The Court of Appeal has commuted the death sentence of a teenager to seven-year imprisonment after taking into consideration the new amendments brought to the Penal Code in 2021 that provide that a death sentence should not be pronounced against a person who is under the age of 18 years at the time of the commission of an offence.
The Court of Appeal Judges Nissanka Bandula Karunaratne and Justice R. Gurusinghe held that affirming a death sentence on an accused who was 15 years of age at the time of the commission of the offence would amount to a violation of the provisions of section 53 of the Penal Code. The Appeal Court decided to refrain from affirming the death sentence imposed on the accused by the High Court.
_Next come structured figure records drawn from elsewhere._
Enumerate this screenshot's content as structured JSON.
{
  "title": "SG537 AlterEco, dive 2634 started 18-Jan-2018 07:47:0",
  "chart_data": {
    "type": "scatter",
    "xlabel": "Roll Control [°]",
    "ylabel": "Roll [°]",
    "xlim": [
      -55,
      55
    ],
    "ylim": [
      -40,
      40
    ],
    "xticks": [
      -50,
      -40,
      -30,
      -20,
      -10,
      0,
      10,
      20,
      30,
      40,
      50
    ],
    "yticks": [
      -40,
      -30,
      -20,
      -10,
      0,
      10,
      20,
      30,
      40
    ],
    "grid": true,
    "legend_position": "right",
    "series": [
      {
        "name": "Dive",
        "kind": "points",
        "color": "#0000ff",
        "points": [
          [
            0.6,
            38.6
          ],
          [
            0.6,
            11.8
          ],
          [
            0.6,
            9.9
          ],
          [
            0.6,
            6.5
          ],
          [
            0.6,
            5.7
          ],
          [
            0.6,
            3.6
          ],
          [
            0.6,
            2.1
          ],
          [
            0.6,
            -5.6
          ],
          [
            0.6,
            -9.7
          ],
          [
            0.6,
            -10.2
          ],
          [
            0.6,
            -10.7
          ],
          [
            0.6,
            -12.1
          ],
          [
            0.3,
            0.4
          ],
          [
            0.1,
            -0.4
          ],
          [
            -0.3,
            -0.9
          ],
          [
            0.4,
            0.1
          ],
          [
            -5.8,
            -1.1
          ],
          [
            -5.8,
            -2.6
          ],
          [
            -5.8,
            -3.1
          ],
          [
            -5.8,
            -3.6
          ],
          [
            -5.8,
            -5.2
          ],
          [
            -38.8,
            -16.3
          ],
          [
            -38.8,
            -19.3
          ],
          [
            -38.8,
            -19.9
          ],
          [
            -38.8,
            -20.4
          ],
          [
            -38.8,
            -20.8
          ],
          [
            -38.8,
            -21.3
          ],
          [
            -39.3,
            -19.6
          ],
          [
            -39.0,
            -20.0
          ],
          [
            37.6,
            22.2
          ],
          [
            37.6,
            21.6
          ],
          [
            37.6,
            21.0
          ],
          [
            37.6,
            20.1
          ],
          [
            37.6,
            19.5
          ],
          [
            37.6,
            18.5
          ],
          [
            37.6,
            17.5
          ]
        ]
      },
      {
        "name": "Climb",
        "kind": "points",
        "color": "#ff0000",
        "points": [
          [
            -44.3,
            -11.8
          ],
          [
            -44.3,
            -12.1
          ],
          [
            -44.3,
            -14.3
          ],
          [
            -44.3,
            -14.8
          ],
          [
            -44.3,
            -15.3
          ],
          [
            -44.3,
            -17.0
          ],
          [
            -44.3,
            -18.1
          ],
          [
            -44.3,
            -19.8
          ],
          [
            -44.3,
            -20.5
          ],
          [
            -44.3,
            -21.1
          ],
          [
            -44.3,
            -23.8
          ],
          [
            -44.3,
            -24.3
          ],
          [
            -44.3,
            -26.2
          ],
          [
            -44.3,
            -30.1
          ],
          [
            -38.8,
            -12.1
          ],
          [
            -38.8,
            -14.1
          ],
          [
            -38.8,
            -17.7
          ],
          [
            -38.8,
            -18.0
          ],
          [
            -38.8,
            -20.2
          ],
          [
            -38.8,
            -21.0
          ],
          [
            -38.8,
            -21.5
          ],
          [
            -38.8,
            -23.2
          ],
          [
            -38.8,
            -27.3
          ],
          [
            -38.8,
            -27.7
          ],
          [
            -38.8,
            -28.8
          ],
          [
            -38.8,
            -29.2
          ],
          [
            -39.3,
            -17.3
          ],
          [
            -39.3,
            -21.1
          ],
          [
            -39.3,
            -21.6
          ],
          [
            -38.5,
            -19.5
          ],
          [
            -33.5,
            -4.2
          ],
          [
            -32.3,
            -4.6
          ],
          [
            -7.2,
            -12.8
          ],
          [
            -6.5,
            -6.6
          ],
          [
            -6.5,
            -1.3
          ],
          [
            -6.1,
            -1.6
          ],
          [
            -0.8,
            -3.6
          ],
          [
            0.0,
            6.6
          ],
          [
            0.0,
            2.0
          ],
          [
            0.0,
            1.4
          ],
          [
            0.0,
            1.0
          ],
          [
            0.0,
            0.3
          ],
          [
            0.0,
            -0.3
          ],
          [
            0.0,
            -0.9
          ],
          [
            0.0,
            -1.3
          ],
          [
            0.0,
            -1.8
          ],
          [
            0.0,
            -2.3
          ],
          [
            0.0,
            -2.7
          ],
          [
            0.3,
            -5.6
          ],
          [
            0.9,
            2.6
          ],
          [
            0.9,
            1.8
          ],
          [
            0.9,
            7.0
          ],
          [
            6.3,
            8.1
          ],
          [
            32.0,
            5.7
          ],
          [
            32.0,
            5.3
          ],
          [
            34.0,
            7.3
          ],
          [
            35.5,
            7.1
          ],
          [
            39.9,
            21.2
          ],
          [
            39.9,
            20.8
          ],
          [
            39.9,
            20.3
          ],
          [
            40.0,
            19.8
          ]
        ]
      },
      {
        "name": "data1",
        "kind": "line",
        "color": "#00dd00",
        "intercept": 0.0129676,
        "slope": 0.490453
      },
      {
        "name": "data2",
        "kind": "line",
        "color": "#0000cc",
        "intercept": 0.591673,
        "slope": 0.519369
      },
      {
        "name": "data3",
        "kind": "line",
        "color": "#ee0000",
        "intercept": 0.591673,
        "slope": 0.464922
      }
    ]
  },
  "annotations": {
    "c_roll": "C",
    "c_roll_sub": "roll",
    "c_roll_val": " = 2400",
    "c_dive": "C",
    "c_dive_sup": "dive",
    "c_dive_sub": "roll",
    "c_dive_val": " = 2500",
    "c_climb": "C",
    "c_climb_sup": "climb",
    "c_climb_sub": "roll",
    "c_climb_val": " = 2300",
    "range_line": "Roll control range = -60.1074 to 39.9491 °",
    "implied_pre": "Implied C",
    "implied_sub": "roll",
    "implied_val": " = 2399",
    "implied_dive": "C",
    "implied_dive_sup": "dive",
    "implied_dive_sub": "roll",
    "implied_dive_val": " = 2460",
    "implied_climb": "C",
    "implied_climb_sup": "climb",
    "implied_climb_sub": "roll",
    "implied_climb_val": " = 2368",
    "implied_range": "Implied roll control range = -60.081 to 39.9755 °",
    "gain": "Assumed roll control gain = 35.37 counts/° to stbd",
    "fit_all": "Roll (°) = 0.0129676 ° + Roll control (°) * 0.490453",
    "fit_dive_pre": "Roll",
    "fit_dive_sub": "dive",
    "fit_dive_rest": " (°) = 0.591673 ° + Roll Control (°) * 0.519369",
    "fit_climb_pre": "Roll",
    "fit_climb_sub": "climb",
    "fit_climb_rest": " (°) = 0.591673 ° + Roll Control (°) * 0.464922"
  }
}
Therefore, the death sentence imposed on the appellant is set aside.
The Attorney General had filed indictments against the accused in the High Court of Ratnapura for committing the murder of another individual after hitting him with a cricket stump on the 14th of May 2002. By judgement dated October 3, 2018, the Ratnapura High Court convicted the accused of committing the murder and sentenced him to death. Being aggrieved by the said conviction and the sentence, the accused filed an appeal in the Court of Appeal.
Senior Counsel Darshana Kuruppu, appearing for the accused, told the court that the accused was only 15 years old at the time of the commission of the offence, and he further argued that the punishment of death should not have been imposed on him in terms of section 53 of the Penal Code.
Section 53 of the Penal Code was amended by Act No. 25 of 2021.
According to the new Section 53 of the Penal Code, a sentence of death shall not be pronounced against any person who is under the age of 18 years at the time of the commission of an offence. The court shall, in lieu of sentencing such a person to death, sentence him to be detained in an institution established under any written law for the detention of persons under the age of 18, for a period specified in the sentence.
Considering all mitigating factors, the Court of Appeal imposed on the accused seven years of rigour mortis, to take effect from the date of conviction in 2018.